Arcelor Mittal sta lavorando su tutti gli aspetti che hanno impatto sull'ambiente – ha spiegato Matthieu Jehl - sulla copertura e sulle polveri diffuse, ma lavoriamo anche su sui camini per trovare una soluzione per le emissioni che escono nell'aria, sul suolo e nell'acqua.
L'idea con questo piano, che è il più ambizioso che avevo mai fatto, come Arcelor Mittal, è arrivare ad un impatto ambientale che sarà il migliore in tutta Europa”.
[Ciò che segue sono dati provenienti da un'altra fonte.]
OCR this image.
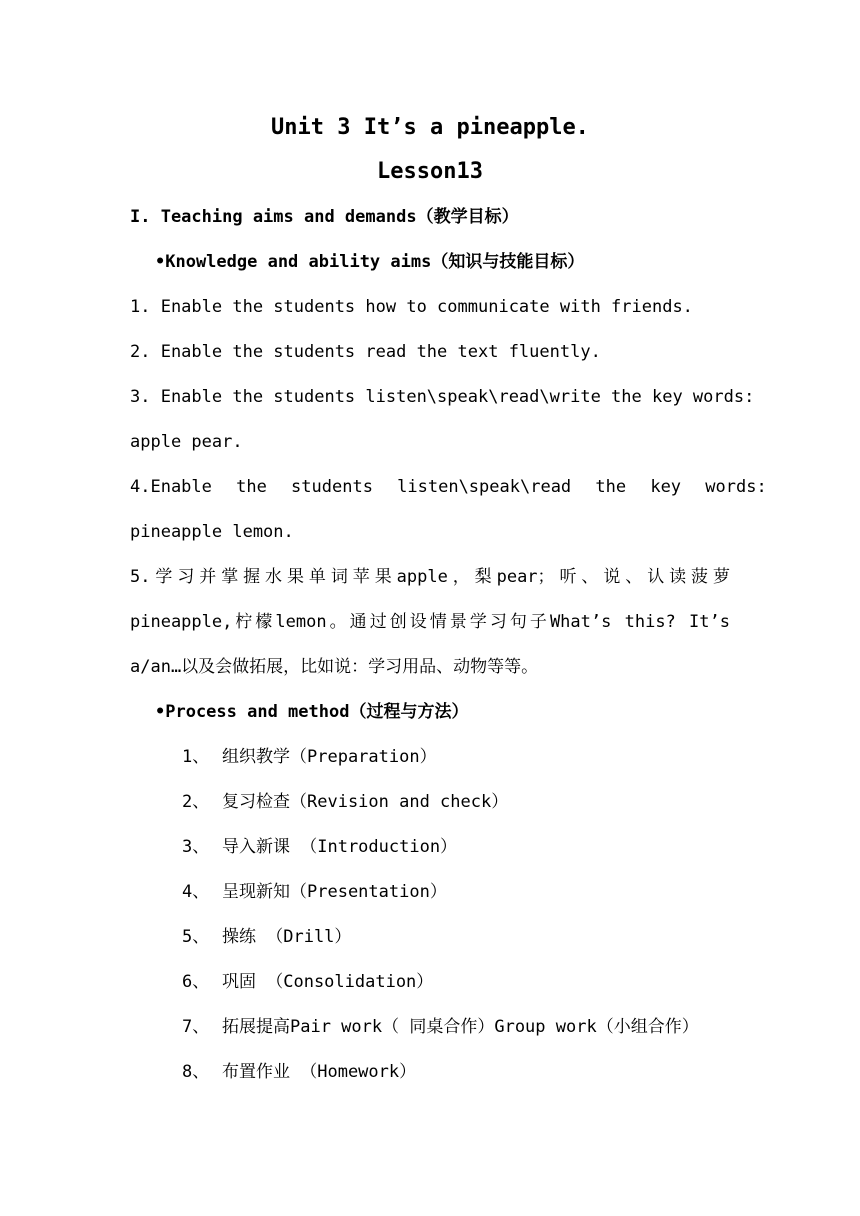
Unit 3 It’s a pineapple.
Lesson13
I. Teaching aims and demands（教学目标）
•Knowledge and ability aims（知识与技能目标）
1. Enable the students how to communicate with friends.
2. Enable the students read the text fluently.
3. Enable the students listen\speak\read\write the key words:
apple pear.
4.Enable the students listen\speak\read the key words:
pineapple lemon.
5.学习并掌握水果单词苹果apple，梨pear；听、说、认读菠萝
pineapple,柠檬lemon。通过创设情景学习句子What’s this? It’s
a/an…以及会做拓展，比如说：学习用品、动物等等。
•Process and method（过程与方法）
1、 组织教学（Preparation）
2、 复习检查（Revision and check）
3、 导入新课 （Introduction）
4、 呈现新知（Presentation）
5、 操练 （Drill）
6、 巩固 （Consolidation）
7、 拓展提高Pair work（ 同桌合作）Group work（小组合作）
8、 布置作业 （Homework）
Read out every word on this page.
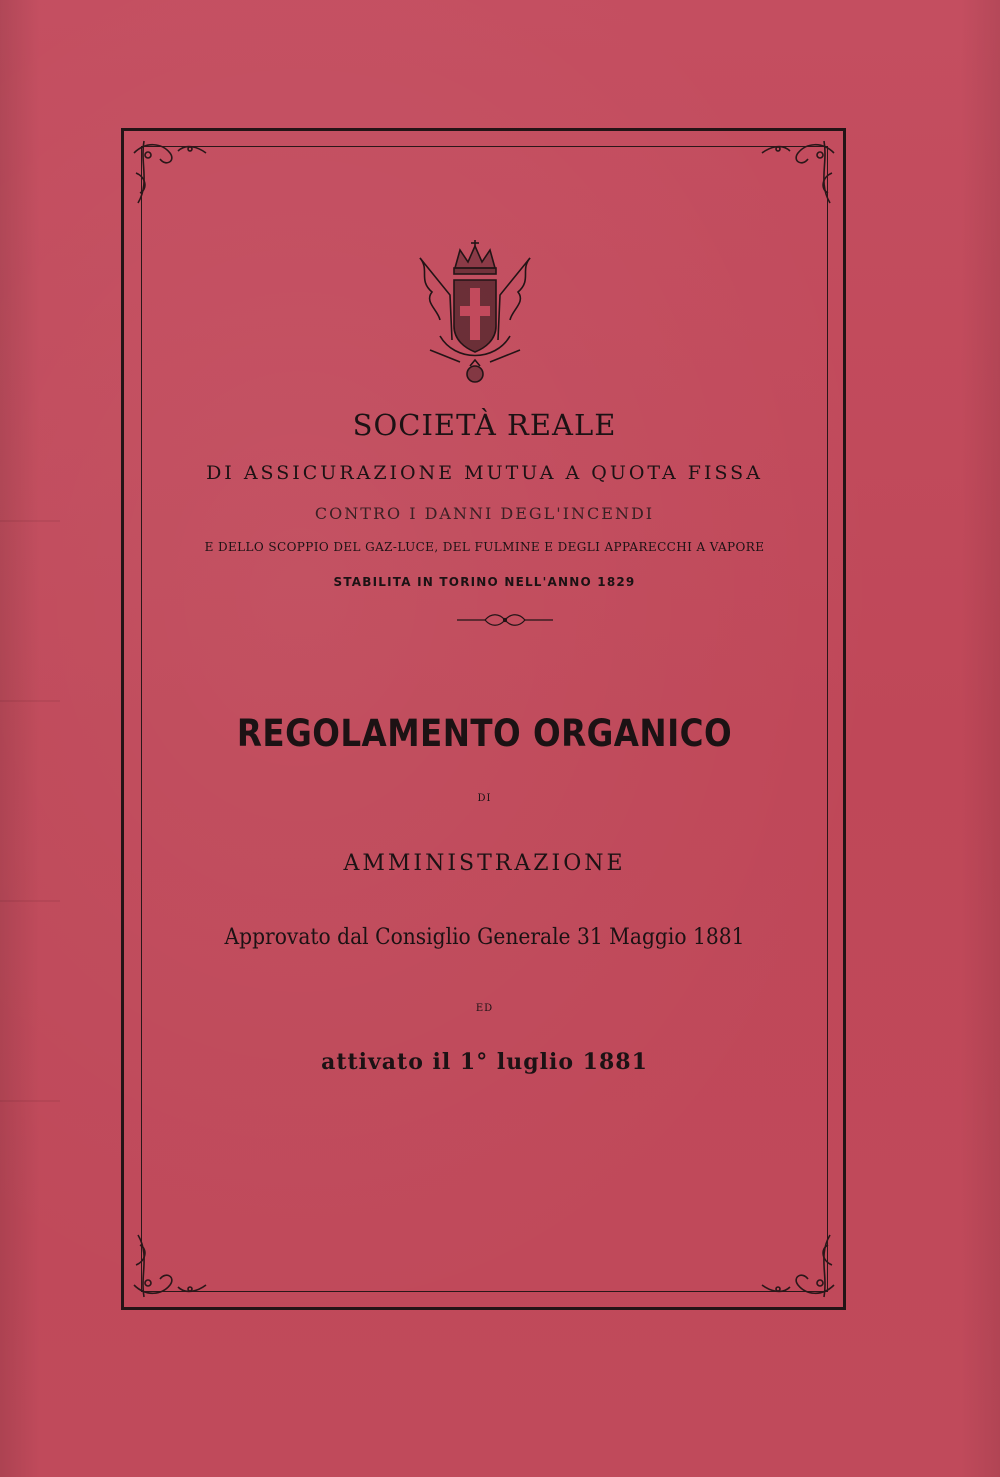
SOCIETÀ REALE
DI ASSICURAZIONE MUTUA A QUOTA FISSA
CONTRO I DANNI DEGL'INCENDI
E DELLO SCOPPIO DEL GAZ-LUCE, DEL FULMINE E DEGLI APPARECCHI A VAPORE
STABILITA IN TORINO NELL'ANNO 1829
REGOLAMENTO ORGANICO
DI
AMMINISTRAZIONE
Approvato dal Consiglio Generale 31 Maggio 1881
ED
attivato il 1° luglio 1881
Il sito di Taranto è il più monitorato d'Europa, vogliono lavorare in trasparenza con Ispra, con Asl e i dati in possesso sono positivi.
La soluzione per la decarbonizzazione la accettiamo, ma Arcelor Mittal ha come data il 2050, perché questo investimento ha tempi lunghi.
Che futuro c'è per la crisi dell'acciaio?
Il vicepresidente ha spiegato che la crisi non è ancora finita, vedremo tra qualche anno.

Arcelor non ha chiesto impunità, ha chiesto di non dover rispondere dei reati commessi nel passato: se saltasse questa copertura legale, Arcelor andrebbe via e dovrebbero tornare i commissari.

Il ministro Patuanelli ha garantito che la tutela penale rimane, anche se l'ultima parola l'ha il Parlamento: la tutela non è nel contratto, ma questa norma esiste già nelle attuali leggi.

Melucci, il sindaco di Taranto, nonostante i miglioramenti della situazione a Taranto si è detto preoccupato dei rischi sanitari sulla popolazione e sui bambini, fino al 2023.
Si aspettava un supporto maggiore da parte di Arcelor Mittal, si dovrebbe pensare ad un impianto più piccolo, senza l'area a caldo.

Dopo l'ex Ilva, il caso Whirlpool, la multinazionale che ha deciso di cedere lo stabilimento di Napoli.
Nessuno, tra gli operai, vuol sentir parlare di riconversione degli impianti: di Whirlpool non si fidano, avendo disatteso gli accordi firmati pochi mesi prima.
La trattativa è saltata, nel mentre del passaggio tra il Conte 1 e 2: la multinazionale vorrebbe vendere l'azienda ad una nuova società, sconosciuta, che si occupa di impianti refrigeranti.
Il ministero dovrebbe fare approfondimenti su chi entra, in una riconversione, per evitare nuovi casi Embraco o ex Fiat a Termini Imerese.

Gli operai sono preoccupati per loro, per il lavoro, per il loro futuro: temono che la parola re industrializzazione ne nasconda un'altra, ovvero de indistrializzazione.
Ovvero deserto industriale, disoccupazione, per i dipendenti della Whirlpool e anche dell'indotto.